Exploradores del abismo

Explorers in the Abyss | Anagrama, 2007


» Selected in Babelia as one of the ten books of the year in 2007

“What are you writing?” they asked Enrique Vila-Matas one afternoon. After Doctor Pasavento, the writer was living with a permanent feeling of being at a dead end; that he had reached the end of a certain route and the abyss was opening up in front of him. “I’m writing the title of a book”, he answered. The title was Exploradores del abismo. Over the next few days, a series of stories related to the suggestions of this title began to emerge. The whole book is an exploration of the abyss, and as the title itself indicates, it deals with stories featuring characters on the edge of the cliff, people on the edge of the cliff, who entetain themselves on the edge and study, investigate, analyse it.

The explorers are obviously a metaphor for the human condition.
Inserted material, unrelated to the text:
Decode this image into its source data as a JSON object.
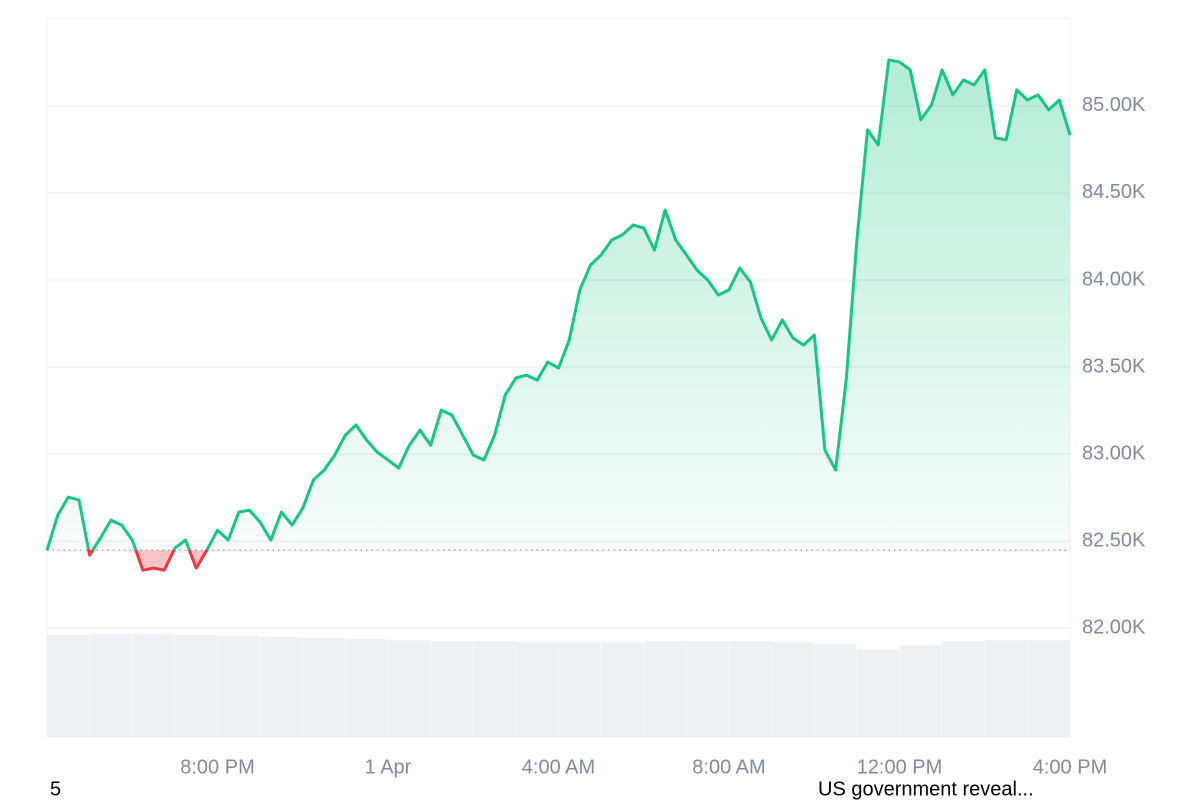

They are optimists and their stories are generally those of normal people who, on seeing themsleves verging on the edge, adopt the position of expedition members and sound out the possible horizon, investigating what may lie outside of here, or beyond our limits. They are not especially modern, and they generally frown upon the existential weariness than is so fashionable. Rather, they are somewhat old-fashioned and very active people who have an uninhibited and direct relationship with the void. Sometimes this void is central to the story and at other very different times, the abyss becomes merely a pretext for writing the story.

In fact, the stories in this book all search to bridge the admirable abyss, that is patiently explored in all possible directions through subtly connected stories: stories crossed by the enigmatic and sinuous silhouette of a tightrope walker, whose path traces the unstable but consistent wire that, with a strange and beautiful internal coherence, draws together the stories that make up this return by Enrique Vila-Matas to short narrative. But it is also an unclassifiable book, as far removed from the conventional novel as from the typical collections – always so suspicious – of done and dusted stories. In the end we are definitely a lot less lost than at the beginning, but we are also closer to a new abyss. And we get an intuition, as Canetti would say, that the explorers no longer know how to return from the map. And we get another intuition that readers of Vila-Matas will avidly take up this dazzling book.